What is Temporary Total Disability?
Injured workers often want to know how much money they will get per week and for how long.
“Temporary total disability” (TTD) payments are benefits you receive while under supervised medical care before you recuperate enough to reach a decree of healthiness known as “maximum medical improvement” (MMI). TTD benefits may be available when the doctor writes you out of work, and your injury is otherwise compensable under the workers’ compensation system.
Calculating your Temporary Total Disability (TTD) in South Carolina can be complicated.

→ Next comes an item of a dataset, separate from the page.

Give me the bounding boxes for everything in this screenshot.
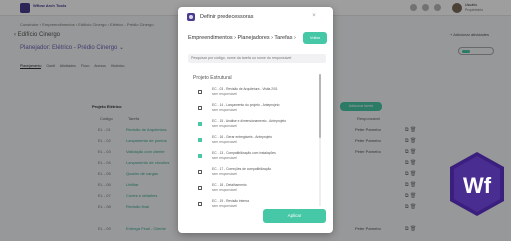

Factors that go into the calculation include: how much money you earn per week on average; how long you’ve worked at your job; and whether you have additional jobs.
The South Carolina Employment Security Commission sets the maximum amount of TTD benefits any injured worker can receive. This maximum amount is equal to the state’s average weekly wage. The Commission refigures this number every year on January 1. For injuries sustained in 2009, the ceiling for TTD payouts is $681.36; in 2010, it rose to $689.71 per week.
Weekly benefit payments are capped at a maximum of 500 payments, with a few exceptions. That means that even if you receive the maximum number of TTD payments, you will only get these benefits for about 9 1/2 years. That said, in cases of paraplegia, quadriplegia, or severe head injury, extension of benefits may be possible.